Puisqu’il leur dit de la faire manger…


« Puis il leur dit de la faire manger » : on n’allait quand même pas laisser mourir de faim cette rescapée de la mort, qui s’était remise à marcher ! Tel est bien le souci constant de Dieu : quand le peuple avait échappé aux flots de la Mer Rouge, il ne l’a pas abandonné affamé dans le désert, mais il l’a nourri de la manne, que les Hébreux ont reconnue comme un pain du ciel, c’est-à-dire : un don direct de Dieu.
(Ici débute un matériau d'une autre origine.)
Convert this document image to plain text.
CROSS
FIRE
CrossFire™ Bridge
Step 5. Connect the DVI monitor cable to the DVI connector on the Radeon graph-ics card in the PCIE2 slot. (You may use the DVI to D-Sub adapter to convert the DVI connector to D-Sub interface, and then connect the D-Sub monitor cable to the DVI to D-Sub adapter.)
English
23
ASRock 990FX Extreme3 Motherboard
Après sa Pâque, Jésus agit encore de la même manière : après avoir relevé ses disciples de leurs échecs, il leur a procuré la nourriture, pour la grande mis­sion qu’il leur confiait (récit de la pêche et du repas prépa­ré par Jésus ressuscité, Jean 21,5-13).

Et de nos jours, dans la vie de son Église, Dieu n’agit pas autrement : dès que nous avons passé par l’eau du bap­tême, il fait déjà retentir l’invitation à la table de l’eucha­ristie. Car si Dieu nous offre son souffle de vie, son Esprit, sa propre vie, il veille aussi à l’entretenir, en nourrissant son peuple par le pain rompu et le vin versé, corps et sang de Jésus-Christ. Ainsi le baptême dans l’Esprit conduit nécessairement à l’eucharistie.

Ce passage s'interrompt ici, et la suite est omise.